Perham Resident Launches Celebrate U Outreach for Rural Homeless
Jesse Bommersbach, a Perham resident in long-term recovery from addiction and homelessness, founded Celebrate U, a faith-based outreach that delivers food, clothing and care packages to people living unsheltered across a corridor from Fargo to Wadena. The effort fills a local service gap by supplying winter gear and basic necessities while recruiting volunteers and donations to sustain ongoing runs and related community programs.

Jesse Bommersbach began Celebrate U after years of personal struggle with addiction, homelessness and time in prison. His recovery included participation in the Minnesota Adult & Teen Challenge program and several years of sobriety, experiences he says informed the design of the outreach. Today Celebrate U operates as a volunteer-run, faith-based effort that distributes care bundles and coordinates with existing local charities to reach people experiencing homelessness from Fargo through Perham to Wadena.
Celebrate U’s standard outreach bundle includes a sleeping bag, winter clothing, snack items and a Bible, assembled for distribution on regular runs along the corridor. The bundles are intended to address immediate needs during cold months while providing a point of contact for longer-term support. In Perham, Bommersbach also helps sustain Ruby’s Pantry distributions, integrating food assistance with the outreach’s mobile work.
The program relies on donations and volunteers to cover costs and logistics. Bommersbach works multiple jobs, including positions at BTD and Perham 180, to support both his family and the outreach. He has reconnected with his family and is pursuing longer-term goals that include chaplaincy and outreach inside prisons and jails, extending the model that helped his own recovery.
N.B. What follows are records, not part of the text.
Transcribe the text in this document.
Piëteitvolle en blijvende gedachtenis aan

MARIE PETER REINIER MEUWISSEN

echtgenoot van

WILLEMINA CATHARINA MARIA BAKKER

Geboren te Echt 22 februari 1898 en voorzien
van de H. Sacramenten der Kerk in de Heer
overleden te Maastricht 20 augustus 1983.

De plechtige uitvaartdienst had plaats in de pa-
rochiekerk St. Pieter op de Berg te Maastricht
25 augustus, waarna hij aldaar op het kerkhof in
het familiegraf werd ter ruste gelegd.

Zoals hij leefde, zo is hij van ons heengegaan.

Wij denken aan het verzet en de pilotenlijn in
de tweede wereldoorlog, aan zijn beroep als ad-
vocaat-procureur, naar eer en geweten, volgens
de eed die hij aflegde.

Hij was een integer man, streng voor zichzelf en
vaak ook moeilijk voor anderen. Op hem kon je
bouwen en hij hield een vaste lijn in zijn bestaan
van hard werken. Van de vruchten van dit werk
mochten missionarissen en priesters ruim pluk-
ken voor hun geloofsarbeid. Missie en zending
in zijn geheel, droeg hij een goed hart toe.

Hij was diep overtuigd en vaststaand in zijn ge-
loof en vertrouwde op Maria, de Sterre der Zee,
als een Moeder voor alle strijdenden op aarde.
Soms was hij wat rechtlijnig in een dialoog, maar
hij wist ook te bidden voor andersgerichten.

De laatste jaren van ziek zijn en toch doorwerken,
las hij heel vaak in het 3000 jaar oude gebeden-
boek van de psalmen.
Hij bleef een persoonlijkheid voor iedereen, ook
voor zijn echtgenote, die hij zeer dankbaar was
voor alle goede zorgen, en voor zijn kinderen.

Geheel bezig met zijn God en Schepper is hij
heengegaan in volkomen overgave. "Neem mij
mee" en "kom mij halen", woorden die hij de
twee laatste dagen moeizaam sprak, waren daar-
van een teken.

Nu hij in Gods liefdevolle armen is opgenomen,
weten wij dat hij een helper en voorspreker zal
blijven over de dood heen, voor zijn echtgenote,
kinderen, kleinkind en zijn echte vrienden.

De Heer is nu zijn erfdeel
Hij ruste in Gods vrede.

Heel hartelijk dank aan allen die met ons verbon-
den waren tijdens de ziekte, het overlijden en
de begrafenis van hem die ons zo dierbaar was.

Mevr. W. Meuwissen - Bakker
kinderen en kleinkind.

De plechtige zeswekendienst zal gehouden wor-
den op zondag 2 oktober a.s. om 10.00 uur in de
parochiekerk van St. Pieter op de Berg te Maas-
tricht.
Celebrate U’s activity highlights two local realities: rural homelessness often spans multiple towns and counties, and small, volunteer-driven efforts frequently plug gaps left by limited institutional capacity. For Otter Tail County residents, the outreach creates a direct opportunity to contribute practical items and time that translate into immediate relief for neighbors without stable housing. Local churches and community groups can amplify the impact by coordinating donations of winter gear, sleeping bags and nonperishable snacks, and by offering volunteer time for packing and distribution.

Policy implications are clear: sustaining such grassroots work requires reliable donor support and coordination with county services to ensure people who need longer-term housing, health care and addiction treatment are connected to available resources. Bommersbach’s stated aim to expand into chaplaincy and correctional outreach suggests a continuity model that begins with immediate material aid and moves toward prevention and recovery services for people returning from incarceration.
Celebrate U is operating now and seeks volunteers, donations and partnerships to keep its outreach runs regular through the winter and beyond. For many in Perham and neighboring communities, the group represents a locally rooted response to homelessness that combines faith-based compassion with practical assistance.